The AFT has filed a grievance and an unfair labor practice charge, but the fate of those actions likely won’t be determined for months.
A former California Supreme Court judge and one of the most experienced labor law experts in the state, Professor Joseph Grodin of UC Hastings, told NBC Bay Area Tuesday that examining the language of labor contracts is anything but simple.
“The arbitrator will have to decide what the language means, and if you’re asking me to predict how the arbitrator will decide, sorry I can’t do that,” Grodin said.
But the entire discussion prompts a more important question: Is a decision by the Public Employment Relations Board to pursue a settlement, or even adjudication, relevant?
The two sides are arguing over a 5 percent reduction in wages moving forward, with expected savings in the $4-million to $5-million range.
Furthermore, over the last four years, the AFT has agreed to salary cuts and freezes that have saved the college some $13 million.
But the problem is much larger than the current discussion.
According to CCSF, about 90 percent of its budget is devoted to employee compensation and benefits.
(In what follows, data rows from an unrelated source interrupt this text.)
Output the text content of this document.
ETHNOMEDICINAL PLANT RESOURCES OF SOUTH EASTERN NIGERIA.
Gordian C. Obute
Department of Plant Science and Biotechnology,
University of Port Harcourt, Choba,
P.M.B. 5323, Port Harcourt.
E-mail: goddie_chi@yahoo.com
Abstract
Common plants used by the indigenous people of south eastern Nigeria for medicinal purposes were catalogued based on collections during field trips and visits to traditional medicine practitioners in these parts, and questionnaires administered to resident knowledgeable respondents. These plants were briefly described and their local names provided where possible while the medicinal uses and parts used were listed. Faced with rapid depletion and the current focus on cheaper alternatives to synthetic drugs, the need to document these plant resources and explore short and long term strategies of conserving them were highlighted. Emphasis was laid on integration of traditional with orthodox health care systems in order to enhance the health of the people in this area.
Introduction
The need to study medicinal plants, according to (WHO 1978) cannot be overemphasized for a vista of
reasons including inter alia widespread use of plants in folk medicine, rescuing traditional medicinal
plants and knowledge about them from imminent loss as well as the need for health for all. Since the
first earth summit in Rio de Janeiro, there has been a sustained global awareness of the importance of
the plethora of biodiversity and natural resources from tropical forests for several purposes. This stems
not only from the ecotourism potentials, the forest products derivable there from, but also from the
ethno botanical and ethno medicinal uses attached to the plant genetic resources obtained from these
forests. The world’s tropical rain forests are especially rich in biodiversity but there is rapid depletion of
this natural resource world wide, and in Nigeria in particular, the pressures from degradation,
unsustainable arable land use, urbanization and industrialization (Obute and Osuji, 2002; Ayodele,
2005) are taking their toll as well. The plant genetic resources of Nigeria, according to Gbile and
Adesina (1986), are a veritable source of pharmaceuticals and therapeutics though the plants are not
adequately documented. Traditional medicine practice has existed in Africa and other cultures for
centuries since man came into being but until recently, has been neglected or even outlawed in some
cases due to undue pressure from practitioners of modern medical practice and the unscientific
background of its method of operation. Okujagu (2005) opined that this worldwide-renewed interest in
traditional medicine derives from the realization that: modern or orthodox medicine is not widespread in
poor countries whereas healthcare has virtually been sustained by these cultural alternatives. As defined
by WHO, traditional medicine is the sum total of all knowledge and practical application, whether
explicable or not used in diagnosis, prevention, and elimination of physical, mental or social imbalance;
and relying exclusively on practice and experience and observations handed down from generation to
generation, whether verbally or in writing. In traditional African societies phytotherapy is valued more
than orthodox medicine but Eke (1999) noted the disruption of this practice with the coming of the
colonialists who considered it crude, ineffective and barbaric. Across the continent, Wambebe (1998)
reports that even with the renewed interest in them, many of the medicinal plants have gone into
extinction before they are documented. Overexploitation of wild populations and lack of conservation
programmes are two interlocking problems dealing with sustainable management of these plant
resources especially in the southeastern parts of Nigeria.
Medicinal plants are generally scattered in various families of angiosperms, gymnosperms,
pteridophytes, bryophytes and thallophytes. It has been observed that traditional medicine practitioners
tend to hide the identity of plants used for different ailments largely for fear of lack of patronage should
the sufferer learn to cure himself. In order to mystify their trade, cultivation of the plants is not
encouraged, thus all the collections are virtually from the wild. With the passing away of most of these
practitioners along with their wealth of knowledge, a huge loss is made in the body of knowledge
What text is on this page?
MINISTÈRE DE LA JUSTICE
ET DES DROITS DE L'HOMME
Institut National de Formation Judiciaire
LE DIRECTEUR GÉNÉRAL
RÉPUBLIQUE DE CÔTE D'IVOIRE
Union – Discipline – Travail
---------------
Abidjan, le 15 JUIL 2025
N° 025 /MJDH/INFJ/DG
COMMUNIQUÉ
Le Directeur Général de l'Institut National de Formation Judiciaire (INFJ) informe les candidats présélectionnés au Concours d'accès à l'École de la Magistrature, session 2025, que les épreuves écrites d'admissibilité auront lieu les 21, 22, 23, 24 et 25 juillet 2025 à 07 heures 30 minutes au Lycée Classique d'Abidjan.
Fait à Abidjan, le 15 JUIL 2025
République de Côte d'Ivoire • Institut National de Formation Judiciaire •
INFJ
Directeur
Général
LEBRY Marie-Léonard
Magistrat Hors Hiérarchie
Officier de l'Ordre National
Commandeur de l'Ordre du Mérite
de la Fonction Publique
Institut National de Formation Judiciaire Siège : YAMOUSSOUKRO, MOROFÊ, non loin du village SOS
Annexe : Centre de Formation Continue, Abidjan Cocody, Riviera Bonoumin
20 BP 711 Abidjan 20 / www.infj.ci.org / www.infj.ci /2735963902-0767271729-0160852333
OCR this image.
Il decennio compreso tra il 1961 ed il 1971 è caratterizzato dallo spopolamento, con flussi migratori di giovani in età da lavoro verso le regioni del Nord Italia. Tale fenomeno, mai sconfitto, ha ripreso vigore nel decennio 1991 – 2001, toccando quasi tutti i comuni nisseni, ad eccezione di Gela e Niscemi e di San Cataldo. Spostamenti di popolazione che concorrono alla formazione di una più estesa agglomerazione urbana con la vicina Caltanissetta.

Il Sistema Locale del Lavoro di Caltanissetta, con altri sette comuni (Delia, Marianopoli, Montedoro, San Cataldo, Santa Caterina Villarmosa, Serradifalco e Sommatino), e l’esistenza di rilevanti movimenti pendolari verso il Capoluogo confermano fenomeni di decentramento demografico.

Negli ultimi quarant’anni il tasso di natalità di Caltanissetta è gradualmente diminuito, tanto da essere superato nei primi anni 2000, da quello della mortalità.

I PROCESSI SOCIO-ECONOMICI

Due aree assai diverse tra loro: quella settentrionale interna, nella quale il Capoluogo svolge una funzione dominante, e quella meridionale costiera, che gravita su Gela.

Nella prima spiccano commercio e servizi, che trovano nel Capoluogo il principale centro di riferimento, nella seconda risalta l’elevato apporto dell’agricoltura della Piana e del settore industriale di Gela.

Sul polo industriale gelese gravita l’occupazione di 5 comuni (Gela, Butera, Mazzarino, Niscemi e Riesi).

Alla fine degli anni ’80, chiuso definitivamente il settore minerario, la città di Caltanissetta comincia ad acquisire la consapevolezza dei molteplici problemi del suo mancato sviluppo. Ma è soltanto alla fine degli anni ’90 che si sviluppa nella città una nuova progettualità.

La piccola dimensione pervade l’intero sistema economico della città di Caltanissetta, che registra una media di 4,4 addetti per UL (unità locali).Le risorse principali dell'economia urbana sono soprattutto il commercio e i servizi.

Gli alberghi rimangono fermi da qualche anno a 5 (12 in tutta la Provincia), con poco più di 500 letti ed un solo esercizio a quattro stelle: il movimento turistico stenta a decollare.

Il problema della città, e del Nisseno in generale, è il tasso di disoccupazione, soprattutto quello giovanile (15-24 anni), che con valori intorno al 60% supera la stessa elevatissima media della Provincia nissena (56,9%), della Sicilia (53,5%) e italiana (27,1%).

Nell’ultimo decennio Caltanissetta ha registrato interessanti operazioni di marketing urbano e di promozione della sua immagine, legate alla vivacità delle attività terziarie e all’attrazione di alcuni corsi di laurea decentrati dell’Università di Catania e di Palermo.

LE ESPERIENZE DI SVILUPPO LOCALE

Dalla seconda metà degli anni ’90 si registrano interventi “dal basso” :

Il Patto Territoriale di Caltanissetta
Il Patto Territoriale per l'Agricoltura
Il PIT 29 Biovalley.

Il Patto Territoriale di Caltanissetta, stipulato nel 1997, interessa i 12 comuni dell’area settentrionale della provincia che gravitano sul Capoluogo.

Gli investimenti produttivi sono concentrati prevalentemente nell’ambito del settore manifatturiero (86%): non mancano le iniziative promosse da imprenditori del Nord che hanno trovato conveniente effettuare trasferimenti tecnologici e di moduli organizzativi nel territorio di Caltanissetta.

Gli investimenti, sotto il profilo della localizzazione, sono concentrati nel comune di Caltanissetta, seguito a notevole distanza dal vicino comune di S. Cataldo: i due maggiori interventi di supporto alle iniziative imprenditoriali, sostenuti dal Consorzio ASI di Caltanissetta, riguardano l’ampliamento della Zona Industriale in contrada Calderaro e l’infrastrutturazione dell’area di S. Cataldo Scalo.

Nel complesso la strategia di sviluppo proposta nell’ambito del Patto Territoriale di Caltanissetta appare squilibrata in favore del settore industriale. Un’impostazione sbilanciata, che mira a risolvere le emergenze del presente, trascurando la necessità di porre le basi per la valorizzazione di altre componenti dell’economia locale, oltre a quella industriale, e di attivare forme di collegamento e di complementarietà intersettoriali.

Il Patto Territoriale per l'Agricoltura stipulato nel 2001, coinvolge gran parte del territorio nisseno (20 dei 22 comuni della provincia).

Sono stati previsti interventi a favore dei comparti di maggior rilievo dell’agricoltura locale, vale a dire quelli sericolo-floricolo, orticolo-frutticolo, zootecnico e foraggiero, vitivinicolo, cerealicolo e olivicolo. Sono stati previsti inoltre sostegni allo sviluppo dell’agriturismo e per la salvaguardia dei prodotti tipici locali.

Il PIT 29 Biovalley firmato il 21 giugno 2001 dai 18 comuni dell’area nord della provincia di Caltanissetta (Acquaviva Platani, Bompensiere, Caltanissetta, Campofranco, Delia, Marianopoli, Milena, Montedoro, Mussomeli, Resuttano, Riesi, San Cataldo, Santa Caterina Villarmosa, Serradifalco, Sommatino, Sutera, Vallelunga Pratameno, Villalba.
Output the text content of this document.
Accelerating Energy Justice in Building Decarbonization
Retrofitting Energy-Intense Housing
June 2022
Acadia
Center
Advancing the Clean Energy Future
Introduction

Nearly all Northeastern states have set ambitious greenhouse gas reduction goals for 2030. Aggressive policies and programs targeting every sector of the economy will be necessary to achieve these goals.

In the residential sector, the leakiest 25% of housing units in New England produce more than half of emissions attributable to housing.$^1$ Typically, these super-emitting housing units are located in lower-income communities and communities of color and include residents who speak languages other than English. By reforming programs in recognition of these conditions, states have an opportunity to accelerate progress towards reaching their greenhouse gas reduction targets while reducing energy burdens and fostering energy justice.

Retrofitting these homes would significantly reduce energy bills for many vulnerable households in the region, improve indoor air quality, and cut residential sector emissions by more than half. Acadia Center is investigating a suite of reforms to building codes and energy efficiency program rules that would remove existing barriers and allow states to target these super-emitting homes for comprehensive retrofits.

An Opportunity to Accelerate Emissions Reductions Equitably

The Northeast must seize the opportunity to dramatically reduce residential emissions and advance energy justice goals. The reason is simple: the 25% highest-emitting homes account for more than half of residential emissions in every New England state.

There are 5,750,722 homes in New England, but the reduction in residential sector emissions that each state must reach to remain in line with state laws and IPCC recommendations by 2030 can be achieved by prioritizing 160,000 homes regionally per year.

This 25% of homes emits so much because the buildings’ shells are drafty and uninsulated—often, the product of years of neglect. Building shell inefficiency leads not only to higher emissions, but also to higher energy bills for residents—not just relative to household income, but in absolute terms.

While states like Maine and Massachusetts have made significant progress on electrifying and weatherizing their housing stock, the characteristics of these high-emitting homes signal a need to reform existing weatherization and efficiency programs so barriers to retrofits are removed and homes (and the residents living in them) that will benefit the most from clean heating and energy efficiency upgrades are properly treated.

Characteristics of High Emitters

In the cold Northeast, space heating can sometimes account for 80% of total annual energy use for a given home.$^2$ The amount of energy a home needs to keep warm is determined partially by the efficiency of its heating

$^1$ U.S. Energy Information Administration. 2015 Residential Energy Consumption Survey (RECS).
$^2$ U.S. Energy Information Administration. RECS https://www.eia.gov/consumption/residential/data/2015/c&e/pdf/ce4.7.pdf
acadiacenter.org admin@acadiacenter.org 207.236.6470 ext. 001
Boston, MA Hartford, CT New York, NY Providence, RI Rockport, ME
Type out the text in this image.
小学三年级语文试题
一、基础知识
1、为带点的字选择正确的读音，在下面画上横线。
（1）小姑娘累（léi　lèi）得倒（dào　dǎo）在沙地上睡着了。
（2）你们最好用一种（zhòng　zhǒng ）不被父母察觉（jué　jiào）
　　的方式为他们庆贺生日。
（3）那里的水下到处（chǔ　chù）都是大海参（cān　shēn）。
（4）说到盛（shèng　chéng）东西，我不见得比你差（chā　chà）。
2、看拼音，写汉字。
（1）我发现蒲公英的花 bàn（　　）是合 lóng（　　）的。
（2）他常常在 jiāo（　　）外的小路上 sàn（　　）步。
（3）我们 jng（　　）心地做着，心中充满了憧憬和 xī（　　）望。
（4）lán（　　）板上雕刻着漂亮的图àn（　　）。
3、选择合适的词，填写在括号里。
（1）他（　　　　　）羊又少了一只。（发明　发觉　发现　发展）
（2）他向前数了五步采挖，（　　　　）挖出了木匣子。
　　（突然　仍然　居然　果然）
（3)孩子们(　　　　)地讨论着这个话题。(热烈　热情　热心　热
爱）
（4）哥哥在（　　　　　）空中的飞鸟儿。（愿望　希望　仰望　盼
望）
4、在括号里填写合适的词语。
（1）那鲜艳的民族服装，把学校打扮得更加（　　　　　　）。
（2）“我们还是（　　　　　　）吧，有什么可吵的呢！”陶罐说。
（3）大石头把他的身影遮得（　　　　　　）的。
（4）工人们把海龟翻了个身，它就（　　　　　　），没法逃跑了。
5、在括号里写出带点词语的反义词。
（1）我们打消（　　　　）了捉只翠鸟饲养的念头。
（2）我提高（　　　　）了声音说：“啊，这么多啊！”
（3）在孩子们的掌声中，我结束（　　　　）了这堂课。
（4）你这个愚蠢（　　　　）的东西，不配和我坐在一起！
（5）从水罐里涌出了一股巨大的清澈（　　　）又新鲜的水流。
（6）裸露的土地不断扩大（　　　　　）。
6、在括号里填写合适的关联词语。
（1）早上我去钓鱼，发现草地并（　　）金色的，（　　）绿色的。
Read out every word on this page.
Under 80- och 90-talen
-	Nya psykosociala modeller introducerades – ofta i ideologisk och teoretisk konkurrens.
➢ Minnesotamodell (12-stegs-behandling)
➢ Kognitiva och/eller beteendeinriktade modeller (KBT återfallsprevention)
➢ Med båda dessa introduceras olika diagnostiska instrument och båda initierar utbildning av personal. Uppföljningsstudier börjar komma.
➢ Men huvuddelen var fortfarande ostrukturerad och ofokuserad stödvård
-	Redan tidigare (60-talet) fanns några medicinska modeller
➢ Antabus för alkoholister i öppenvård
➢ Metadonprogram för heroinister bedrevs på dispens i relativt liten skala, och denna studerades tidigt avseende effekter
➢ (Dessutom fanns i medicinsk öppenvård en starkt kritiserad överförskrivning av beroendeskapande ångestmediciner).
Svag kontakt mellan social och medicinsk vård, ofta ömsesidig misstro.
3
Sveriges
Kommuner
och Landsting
That’s not only the top figure in the state, but it’s also a focal point of the Accreditation Commission, which singled out CCSF’s pay structure as its single largest hurdle.
The college has until March 15 to demonstrate to the Commission its long-term viability, and a large part of that process is corralling a hefty pay and benefit package.
Passage of Proposition A, a parcel tax that will deliver $16 million a year to CCSF starting in December, may ultimately offset some of the wage cuts.
The teachers union and the college are also at odds over the use of those funds.
Examination of the total picture, however, begs a rather acute conclusion- that quibbling over $5 million a year in wages, and a few more million from Prop A revenues,
when CCSF has a $185 million budget and major issues to address, seems like a quick recipe to sink the college and its quest for accreditation in March.
CORRECTION: In the video above, 90 percent of the college budget refers to employee benefits and compensation, not just the faculty pay and benefits.